所以,我发现,这使得定制草堆/ elasticsearch后端,但我不能似乎正确配置ELASTICSEARCH_INDEX_SETTINGS得到我想要的功能。
So, I found elasticstack, which allows customizing the haystack/elasticsearch backend, but I can't seem to configure the ELASTICSEARCH_INDEX_SETTINGS correctly to get the functionality I want.
默认设置是这样的:
ELASTICSEARCH_INDEX_SETTINGS = {
'settings': {
"analysis": {
"analyzer": {
"synonym_analyzer" : {
"type": "custom",
"tokenizer" : "standard",
"filter" : ["synonym"]
},
"ngram_analyzer": {
"type": "custom",
"tokenizer": "lowercase",
"filter": ["haystack_ngram", "synonym"]
},
"edgengram_analyzer": {
"type": "custom",
"tokenizer": "lowercase",
"filter": ["haystack_edgengram"]
}
},
"tokenizer": {
"haystack_ngram_tokenizer": {
"type": "nGram",
"min_gram": 3,
"max_gram": 15,
},
"haystack_edgengram_tokenizer": {
"type": "edgeNGram",
"min_gram": 2,
"max_gram": 15,
"side": "front"
}
},
"filter": {
"haystack_ngram": {
"type": "nGram",
"min_gram": 3,
"max_gram": 15
},
"haystack_edgengram": {
"type": "edgeNGram",
"min_gram": 2,
"max_gram": 15
},
"synonym" : {
"type" : "synonym",
"ignore_case": "true",
"synonyms_path" : "synonyms.txt"
}
}
}
}
}
我试着改变edgengram_analyzer块在很多没有成功的方式,并加入像这样
I've tried to alter the edgengram_analyzer block in a number of ways without success, and adding something like this
"token_chars": [ "letter", "digit" ]
以haystack_ngram_tokenizer并没有任何工作。
to the "haystack_ngram_tokenizer" has not worked either.

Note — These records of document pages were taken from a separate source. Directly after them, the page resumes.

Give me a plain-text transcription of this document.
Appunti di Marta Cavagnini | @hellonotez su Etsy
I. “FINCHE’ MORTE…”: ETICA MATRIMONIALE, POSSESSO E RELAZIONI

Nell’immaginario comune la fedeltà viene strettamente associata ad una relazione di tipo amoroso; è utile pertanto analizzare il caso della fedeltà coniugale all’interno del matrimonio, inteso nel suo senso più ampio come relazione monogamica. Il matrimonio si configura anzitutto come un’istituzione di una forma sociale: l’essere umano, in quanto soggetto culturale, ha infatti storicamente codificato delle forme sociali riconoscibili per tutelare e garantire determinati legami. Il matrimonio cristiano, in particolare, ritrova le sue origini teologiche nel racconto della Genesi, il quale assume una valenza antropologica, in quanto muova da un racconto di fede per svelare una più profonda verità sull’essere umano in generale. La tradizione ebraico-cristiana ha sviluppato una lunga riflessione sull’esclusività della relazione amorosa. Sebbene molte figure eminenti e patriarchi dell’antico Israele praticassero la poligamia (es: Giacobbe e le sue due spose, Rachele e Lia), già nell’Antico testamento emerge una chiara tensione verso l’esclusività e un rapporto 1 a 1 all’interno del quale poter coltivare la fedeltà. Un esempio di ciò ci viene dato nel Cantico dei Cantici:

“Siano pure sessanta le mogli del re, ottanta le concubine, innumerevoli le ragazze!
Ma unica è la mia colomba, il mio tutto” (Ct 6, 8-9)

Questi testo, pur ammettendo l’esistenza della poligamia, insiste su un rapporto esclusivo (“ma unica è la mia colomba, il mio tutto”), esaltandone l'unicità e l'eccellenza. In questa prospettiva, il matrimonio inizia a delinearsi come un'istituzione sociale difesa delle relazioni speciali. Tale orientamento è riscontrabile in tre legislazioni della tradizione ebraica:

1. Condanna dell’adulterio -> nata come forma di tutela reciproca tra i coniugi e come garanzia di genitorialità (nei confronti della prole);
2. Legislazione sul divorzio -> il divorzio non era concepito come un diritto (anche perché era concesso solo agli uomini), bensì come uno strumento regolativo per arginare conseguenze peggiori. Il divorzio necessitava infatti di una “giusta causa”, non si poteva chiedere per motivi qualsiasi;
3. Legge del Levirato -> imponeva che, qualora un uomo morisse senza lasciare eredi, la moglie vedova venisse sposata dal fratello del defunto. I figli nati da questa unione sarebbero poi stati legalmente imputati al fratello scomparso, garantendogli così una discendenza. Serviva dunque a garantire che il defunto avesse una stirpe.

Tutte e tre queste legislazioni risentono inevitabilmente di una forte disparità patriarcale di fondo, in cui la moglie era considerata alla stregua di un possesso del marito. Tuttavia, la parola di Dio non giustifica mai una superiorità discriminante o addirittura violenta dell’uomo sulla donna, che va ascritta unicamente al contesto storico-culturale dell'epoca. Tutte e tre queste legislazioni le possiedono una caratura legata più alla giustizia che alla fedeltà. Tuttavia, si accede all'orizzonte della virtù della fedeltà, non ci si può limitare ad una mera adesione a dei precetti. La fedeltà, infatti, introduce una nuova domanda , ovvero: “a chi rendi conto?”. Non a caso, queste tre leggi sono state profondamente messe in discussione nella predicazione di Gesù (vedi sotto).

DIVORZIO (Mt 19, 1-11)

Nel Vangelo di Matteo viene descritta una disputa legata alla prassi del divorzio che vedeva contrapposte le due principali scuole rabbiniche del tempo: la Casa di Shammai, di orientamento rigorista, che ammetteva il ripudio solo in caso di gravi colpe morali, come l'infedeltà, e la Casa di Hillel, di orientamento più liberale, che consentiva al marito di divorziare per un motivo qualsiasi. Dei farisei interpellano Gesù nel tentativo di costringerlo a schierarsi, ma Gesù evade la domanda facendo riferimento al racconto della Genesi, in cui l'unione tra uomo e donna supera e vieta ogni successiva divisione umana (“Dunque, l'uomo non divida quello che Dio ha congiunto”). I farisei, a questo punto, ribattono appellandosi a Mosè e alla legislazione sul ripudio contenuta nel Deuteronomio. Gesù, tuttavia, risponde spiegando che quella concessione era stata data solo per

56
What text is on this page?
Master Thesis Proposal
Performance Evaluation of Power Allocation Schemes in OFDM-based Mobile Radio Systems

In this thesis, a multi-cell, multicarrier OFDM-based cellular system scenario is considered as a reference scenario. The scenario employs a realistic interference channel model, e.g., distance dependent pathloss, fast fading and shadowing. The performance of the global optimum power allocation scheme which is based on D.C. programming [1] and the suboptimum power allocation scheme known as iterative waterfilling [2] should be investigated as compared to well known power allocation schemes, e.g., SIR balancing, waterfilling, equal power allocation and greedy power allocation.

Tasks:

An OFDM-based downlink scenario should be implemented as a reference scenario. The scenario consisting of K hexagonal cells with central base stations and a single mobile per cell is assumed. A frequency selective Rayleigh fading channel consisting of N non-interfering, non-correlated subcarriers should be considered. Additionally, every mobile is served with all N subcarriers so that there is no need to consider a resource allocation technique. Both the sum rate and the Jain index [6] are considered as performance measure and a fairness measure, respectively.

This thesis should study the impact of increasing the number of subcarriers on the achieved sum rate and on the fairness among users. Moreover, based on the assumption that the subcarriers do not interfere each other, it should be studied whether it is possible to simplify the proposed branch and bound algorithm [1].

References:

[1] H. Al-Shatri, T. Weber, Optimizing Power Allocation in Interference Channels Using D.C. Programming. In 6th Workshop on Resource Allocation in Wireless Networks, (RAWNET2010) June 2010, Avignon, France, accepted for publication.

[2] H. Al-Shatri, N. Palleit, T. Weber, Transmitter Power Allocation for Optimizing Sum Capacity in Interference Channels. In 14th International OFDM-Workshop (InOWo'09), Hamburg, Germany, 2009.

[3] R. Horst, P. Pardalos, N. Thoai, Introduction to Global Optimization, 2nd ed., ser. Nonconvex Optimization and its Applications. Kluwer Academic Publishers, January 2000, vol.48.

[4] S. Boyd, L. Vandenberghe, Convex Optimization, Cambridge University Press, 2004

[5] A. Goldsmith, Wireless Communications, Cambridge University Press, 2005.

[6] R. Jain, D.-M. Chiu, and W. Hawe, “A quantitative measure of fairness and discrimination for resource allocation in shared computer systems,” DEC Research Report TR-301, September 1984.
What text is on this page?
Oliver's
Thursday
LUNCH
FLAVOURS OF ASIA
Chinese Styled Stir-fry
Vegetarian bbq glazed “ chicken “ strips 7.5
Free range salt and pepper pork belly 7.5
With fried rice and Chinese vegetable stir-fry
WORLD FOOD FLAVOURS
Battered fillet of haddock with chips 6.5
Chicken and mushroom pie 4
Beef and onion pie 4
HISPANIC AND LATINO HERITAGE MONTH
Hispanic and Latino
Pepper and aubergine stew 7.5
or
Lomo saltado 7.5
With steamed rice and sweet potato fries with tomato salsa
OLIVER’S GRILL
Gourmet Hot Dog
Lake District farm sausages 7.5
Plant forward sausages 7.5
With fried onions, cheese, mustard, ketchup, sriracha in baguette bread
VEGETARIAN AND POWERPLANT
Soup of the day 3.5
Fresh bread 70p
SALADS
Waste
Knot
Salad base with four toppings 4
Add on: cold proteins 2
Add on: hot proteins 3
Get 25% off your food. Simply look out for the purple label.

有人可以帮助我确定如何使用草堆/ elasticsearch /自动搜索数字?或者将我的'名字'字段拆分为所有可能的n-gram自己,然后用一个标准的匹配搜索?任何帮助将大大AP preciated。
Can someone help me determine how to use haystack/elasticsearch/autocomplete to search for digits? Or will I have to split the 'name' field into all possible n-grams myself and then use a standard matching search? Any help would be greatly appreciated.
非常感谢!
推荐答案
有一个解决方案,它可以帮助我:
http://silentsokolov.github.io/2014/09/03/django-haystack-elasticsearch-prombiemy-avtodopolnieniia.html
There is a solution which helps me:http://silentsokolov.github.io/2014/09/03/django-haystack-elasticsearch-prombiemy-avtodopolnieniia.html
该文件是写在俄郎,所以使用谷歌翻译。
The document is written in Russian lang, so use Google Translation.
这篇关于使用Django干草堆自动完成与elasticsearch搜索数字/数字?的文章就介绍到这了,希望我们推荐的答案对大家有所帮助,也希望大家多多支持!